In this case, it is clear from the petition filed before the trial court that, although petitioners
are the legitimate heirs of Loreto, they were not named as beneficiaries in the insurance
policies issued by Insular and Grepalife. The basis of petitioners' claim is that Eva, being a
concubine of Loreto and a suspect in his murder, is disqualified from being designated as
beneficiary of the insurance policies, and that Eva's children with Loreto, being illegitimate
children, are entitled to a lesser share of the proceeds of the policies. They also argued that
pursuant to Section 12 of the Insurance Code, [19] Eva's share in the proceeds should be
forfeited in their favor, the former having brought about the death of Loreto. Thus, they
prayed that the share of Eva and portions of the shares of Loreto's illegitimate children should
be awarded to them, being the legitimate heirs of Loreto entitled to their respective legitimes.
It is evident from the face of the complaint that petitioners are not entitled to a favorable
judgment in light of Article 2011 of the Civil Code which expressly provides that insurance
contracts shall be governed by special laws, i.e., the Insurance Code. Section 53 of the
Insurance Code states
SECTION 53. The insurance proceeds shall be applied exclusively to the proper interest of the
person in whose name or for whose benefit it is made unless otherwise specified in the policy.

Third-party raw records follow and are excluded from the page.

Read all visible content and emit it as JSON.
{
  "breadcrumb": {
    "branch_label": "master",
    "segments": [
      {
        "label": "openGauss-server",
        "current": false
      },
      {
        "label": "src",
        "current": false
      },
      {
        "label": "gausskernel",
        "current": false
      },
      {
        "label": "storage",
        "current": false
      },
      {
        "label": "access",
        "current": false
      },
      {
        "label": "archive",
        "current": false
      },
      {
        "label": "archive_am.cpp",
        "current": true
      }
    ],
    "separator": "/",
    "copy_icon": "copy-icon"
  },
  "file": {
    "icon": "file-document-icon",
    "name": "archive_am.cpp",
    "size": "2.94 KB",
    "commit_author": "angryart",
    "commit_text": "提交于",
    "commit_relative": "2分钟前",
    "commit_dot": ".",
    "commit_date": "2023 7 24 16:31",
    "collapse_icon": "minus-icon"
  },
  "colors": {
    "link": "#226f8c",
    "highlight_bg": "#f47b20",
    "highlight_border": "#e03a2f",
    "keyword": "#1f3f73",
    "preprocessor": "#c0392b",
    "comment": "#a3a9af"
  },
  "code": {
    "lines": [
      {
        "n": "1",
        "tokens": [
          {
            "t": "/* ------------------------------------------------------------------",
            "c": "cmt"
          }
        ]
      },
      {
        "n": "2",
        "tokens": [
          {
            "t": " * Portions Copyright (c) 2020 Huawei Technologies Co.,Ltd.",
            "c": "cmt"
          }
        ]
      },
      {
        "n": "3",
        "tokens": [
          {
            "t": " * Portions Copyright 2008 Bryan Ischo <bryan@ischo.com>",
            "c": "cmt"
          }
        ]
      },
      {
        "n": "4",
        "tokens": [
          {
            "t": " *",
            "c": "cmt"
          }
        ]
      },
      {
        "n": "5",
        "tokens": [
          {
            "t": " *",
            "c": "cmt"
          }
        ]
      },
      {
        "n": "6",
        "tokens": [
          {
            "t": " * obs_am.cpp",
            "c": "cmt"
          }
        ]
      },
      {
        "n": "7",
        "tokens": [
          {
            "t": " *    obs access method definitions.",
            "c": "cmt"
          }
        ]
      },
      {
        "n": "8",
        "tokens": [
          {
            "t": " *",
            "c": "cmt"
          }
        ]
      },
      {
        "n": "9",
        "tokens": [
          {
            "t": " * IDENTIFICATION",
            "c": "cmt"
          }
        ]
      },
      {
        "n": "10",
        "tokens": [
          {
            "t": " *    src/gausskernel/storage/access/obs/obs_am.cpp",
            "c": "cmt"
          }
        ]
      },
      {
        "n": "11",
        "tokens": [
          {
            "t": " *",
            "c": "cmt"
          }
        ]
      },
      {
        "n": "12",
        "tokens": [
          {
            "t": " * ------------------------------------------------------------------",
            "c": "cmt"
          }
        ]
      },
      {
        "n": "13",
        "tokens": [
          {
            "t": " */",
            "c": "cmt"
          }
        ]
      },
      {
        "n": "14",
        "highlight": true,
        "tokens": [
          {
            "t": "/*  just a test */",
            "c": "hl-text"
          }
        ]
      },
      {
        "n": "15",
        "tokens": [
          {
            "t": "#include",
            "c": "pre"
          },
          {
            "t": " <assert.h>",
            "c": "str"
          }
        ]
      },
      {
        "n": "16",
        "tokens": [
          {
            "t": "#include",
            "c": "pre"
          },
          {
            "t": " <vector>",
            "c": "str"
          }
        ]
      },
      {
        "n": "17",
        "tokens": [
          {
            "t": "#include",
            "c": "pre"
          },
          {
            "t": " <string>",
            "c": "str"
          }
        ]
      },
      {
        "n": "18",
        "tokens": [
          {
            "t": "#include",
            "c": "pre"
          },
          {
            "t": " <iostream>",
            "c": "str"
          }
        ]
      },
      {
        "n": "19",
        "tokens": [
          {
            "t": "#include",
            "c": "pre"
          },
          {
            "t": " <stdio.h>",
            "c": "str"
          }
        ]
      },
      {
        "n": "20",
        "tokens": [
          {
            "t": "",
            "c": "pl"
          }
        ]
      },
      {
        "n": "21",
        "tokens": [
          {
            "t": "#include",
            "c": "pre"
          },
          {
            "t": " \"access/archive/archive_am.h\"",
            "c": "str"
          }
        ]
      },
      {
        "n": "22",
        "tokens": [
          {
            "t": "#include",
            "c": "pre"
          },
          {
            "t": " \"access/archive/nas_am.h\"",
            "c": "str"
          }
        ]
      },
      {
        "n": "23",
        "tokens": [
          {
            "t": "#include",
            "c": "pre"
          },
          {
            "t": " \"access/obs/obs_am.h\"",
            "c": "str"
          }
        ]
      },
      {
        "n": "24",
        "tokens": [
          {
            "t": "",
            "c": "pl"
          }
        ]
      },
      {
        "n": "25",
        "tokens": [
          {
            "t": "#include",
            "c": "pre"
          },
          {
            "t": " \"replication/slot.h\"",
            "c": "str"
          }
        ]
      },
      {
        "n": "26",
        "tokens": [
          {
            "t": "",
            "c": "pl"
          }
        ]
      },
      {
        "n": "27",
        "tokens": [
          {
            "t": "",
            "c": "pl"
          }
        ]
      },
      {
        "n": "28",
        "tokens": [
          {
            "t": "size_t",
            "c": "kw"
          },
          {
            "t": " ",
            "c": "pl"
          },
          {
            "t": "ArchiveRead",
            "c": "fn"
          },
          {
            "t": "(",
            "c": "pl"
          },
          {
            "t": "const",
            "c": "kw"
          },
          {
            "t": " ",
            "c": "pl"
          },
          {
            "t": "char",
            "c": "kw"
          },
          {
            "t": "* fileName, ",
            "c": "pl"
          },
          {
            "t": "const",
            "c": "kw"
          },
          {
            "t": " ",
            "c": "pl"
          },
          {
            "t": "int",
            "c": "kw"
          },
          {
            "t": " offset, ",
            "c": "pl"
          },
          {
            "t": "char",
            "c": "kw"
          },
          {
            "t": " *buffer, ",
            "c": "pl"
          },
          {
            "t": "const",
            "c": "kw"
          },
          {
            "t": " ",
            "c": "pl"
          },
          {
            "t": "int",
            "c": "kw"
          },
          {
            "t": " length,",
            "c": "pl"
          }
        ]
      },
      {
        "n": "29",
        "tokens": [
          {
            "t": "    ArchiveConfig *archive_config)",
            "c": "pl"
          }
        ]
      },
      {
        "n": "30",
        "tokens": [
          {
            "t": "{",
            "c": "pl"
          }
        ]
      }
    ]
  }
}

Pursuant thereto, it is obvious that the only persons entitled to claim the insurance proceeds
are either the insured, if still alive; or the beneficiary, if the insured is already deceased, upon
the maturation of the policy.[20] The exception to this rule is a situation where the insurance
contract was intended to benefit third persons who are not parties to the same in the form of
favorable stipulations or indemnity. In such a case, third parties may directly sue and claim
from the insurer.[21]
Petitioners are third parties to the insurance contracts with Insular and Grepalife and, thus,
are not entitled to the proceeds thereof. Accordingly, respondents Insular and Grepalife have
no legal obligation to turn over the insurance proceeds to petitioners. The revocation of Eva
as a beneficiary in one policy and her disqualification as such in another are of no moment
considering that the designation of the illegitimate children as beneficiaries in Loreto's
insurance policies remains valid. Because no legal proscription exists in naming as
beneficiaries the children of illicit relationships by the insured, [22] the shares of Eva in the
insurance proceeds, whether forfeited by the court in view of the prohibition on donations
under Article 739 of the Civil Code or by the insurers themselves for reasons based on the
insurance contracts, must be awarded to the said illegitimate children, the designated

beneficiaries, to the exclusion of petitioners. It is only in cases where the insured has not
designated any beneficiary,[23] or when the designated beneficiary is disqualified by law to
receive the proceeds,[24] that the insurance policy proceeds shall redound to the benefit of the
estate of the insured.
In this regard, the assailed June 16, 2005 Resolution of the trial court should be upheld. In
the same light, the Decision of the CA dated January 8, 2008 should be sustained. Indeed, the
appellate court had no jurisdiction to take cognizance of the appeal; the issue of failure to
state a cause of action is a question of law and not of fact, there being no findings of fact in
the first place.[25]
WHEREFORE, the petition is DENIED for lack of merit. Costs against petitioners.
Ynares-Santiago, (Chairperson), Carpio,* Corona,** and Peralta, JJ., concur.